The Heartbreakers are all close friends, but, as even Stan admits, that's a bit of a grey area. Tom is not the easiest person to get to know. "We travel together, and he trusts me," Stan says. "If there's a jam, it's 'Lynch'll get me out of it.' You know, I don't point to him and yell, 'Hey, I've got Tom here!' We look out for each other."

And, on the Heartbreakers stage, Stan sings all the main harmonies with his boss, not a pedestrian task given Petty's idiosyncratic style. "Tom's always been a style singer. He's never gonna do Pavarotti, but he's a style man. Singing with Tom is a riot, because you have to fake him. You've got to, otherwise you stick out like a sore thumb. Tom has his own way of thinking, walking, talking, and just doing it."

He has nothing but praise for his bandmates, too. "They're the only people who'll put up with me," he says of Benmont, Mike, and newcomer Howie Epstein (Ron Blair left the group in 1981), "When you're making a record or you're on the road, they're your friends. They're the only constant you've got."

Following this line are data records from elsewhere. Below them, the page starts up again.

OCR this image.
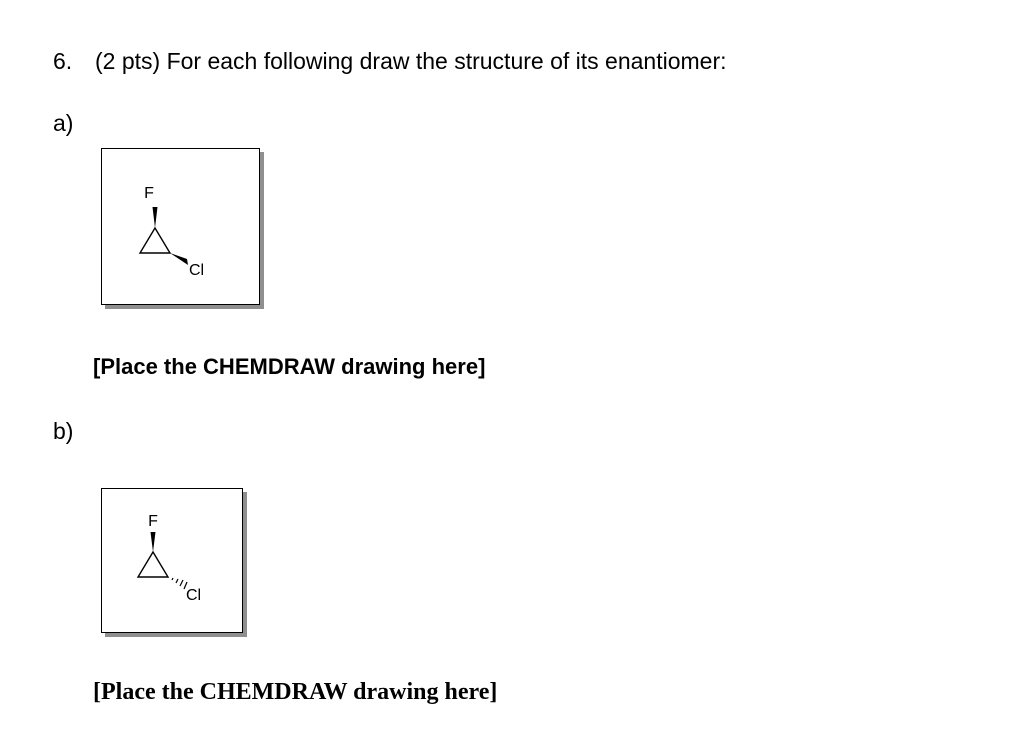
6. (2 pts) For each following draw the structure of its enantiomer:
a)
F
Cl
[Place the CHEMDRAW drawing here]
b)
F
Cl
[Place the CHEMDRAW drawing here]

Currently, the Heartbreakers are working on LP number six at Petty's home studio in Los Angeles. Stan says they've already recorded "probably 30 songs," with some done up in a country groove, some as Heavy Metal. Dave Stewart of the Eurythmics has been co-writing with Petty, and adding horn charts to the recorded songs. "It sounds great," Stan reports enthusiastically, "but I won't know what songs'll be on it until they send me the album." Stan also drummed this year on Rank and File's second LP, and is helping out on former Eagle Don Henley's work-in-progress.

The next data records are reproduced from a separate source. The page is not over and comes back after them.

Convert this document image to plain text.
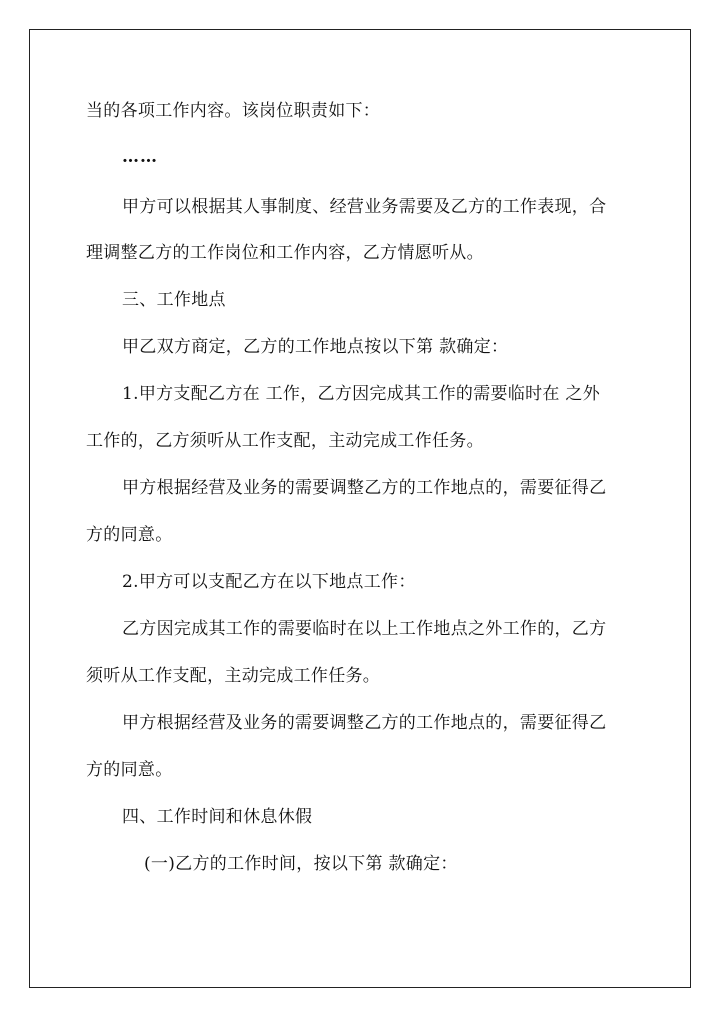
当的各项工作内容。该岗位职责如下：
……
甲方可以根据其人事制度、经营业务需要及乙方的工作表现，合
理调整乙方的工作岗位和工作内容，乙方情愿听从。
三、工作地点
甲乙双方商定，乙方的工作地点按以下第 款确定：
1.甲方支配乙方在 工作，乙方因完成其工作的需要临时在 之外
工作的，乙方须听从工作支配，主动完成工作任务。
甲方根据经营及业务的需要调整乙方的工作地点的，需要征得乙
方的同意。
2.甲方可以支配乙方在以下地点工作：
乙方因完成其工作的需要临时在以上工作地点之外工作的，乙方
须听从工作支配，主动完成工作任务。
甲方根据经营及业务的需要调整乙方的工作地点的，需要征得乙
方的同意。
四、工作时间和休息休假
(一)乙方的工作时间，按以下第 款确定：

He returns to Gainesville every few months, while the band takes a breather. Tom came with him earlier this year, and the pair, hyped up from their studio work, couldn't sit still at Stan's Keystone home, so they played, unannounced, at The Islands before a stunned audience. "The whole visit really had an effect on Tom," Stan says (since his first make-or-break departure, Tom had never come home for a holiday). "He still talks about it."

 


 

Although he loves California, loves his black Jaguar and his high-rise over Venice Beach ("It looks like the building in the Bob Newhart show") he always makes it back to Gainesville, to see his father (a Santa Fe Community College instructor), to water-ski, to hang out. He's gone drug-free for a good long while, a fact he's understandably proud of, and thinks the women in Gainesville are more beautiful than California girls. He lives there; he lives here. He likens it to one of Tom's song titles: between two worlds.

 


 

He's looking for a bigger house on the lake, "where I can have a music room, a big junk room I can make a lot of noise in" and entertain his buddies. "This town has a lot of really talented musicians, and one of my goals is to get some of these guys out there. They're a little in awe of the physical dynamics of getting to California, or they've got families and can't just pick up and split. But maybe I can be a spark, and help them to do something -- and help me, too.

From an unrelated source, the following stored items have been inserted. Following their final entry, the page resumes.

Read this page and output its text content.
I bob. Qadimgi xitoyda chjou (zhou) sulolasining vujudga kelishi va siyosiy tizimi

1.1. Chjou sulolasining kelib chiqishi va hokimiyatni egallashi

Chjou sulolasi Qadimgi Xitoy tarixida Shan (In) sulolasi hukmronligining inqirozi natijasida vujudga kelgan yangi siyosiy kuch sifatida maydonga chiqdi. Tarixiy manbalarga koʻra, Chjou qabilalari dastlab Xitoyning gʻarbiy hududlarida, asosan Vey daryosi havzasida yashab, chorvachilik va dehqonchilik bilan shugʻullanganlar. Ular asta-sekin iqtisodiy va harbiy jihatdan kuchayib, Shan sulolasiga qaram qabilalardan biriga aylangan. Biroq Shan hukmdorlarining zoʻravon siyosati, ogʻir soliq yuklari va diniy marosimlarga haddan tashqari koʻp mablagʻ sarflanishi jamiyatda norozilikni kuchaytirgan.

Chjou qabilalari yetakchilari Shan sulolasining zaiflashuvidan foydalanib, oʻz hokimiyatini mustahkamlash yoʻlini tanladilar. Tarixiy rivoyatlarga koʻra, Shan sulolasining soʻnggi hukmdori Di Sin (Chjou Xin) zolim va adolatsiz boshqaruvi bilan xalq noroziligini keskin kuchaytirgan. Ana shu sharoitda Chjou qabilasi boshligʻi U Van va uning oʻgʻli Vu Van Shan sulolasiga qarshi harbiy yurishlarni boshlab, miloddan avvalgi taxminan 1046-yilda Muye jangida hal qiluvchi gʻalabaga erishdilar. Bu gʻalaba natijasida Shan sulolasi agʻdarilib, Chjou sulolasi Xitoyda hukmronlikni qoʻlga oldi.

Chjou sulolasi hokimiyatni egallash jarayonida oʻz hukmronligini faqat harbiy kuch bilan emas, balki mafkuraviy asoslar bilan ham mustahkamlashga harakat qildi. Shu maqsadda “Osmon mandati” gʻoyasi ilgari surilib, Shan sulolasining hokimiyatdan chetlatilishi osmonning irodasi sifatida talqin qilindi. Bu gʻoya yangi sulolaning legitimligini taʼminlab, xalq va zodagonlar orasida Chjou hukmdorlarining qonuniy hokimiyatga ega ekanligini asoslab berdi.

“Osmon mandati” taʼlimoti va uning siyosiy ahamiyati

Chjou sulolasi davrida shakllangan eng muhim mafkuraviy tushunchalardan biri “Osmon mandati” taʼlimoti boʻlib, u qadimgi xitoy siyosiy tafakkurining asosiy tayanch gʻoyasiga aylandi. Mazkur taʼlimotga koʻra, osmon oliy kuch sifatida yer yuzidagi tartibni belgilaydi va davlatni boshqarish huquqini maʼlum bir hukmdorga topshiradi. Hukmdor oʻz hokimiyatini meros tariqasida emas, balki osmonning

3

"And I'm getting to that funny age where I'm starting to think a little bit about children, and not letting them grow up in L.A. They'll grow up in a place where they can have bicycles and stay out after it gets dark. I want my kids to grow up where there's creeks, and where they can learn to drive a boat. I don't want no city kids!

"That's my ideal, anyways. I'm not gonna drop dead if it doesn't happen. I didn't even know what a Mazuratti was or a Jaguar was until I was 25 years old, and I'm glad."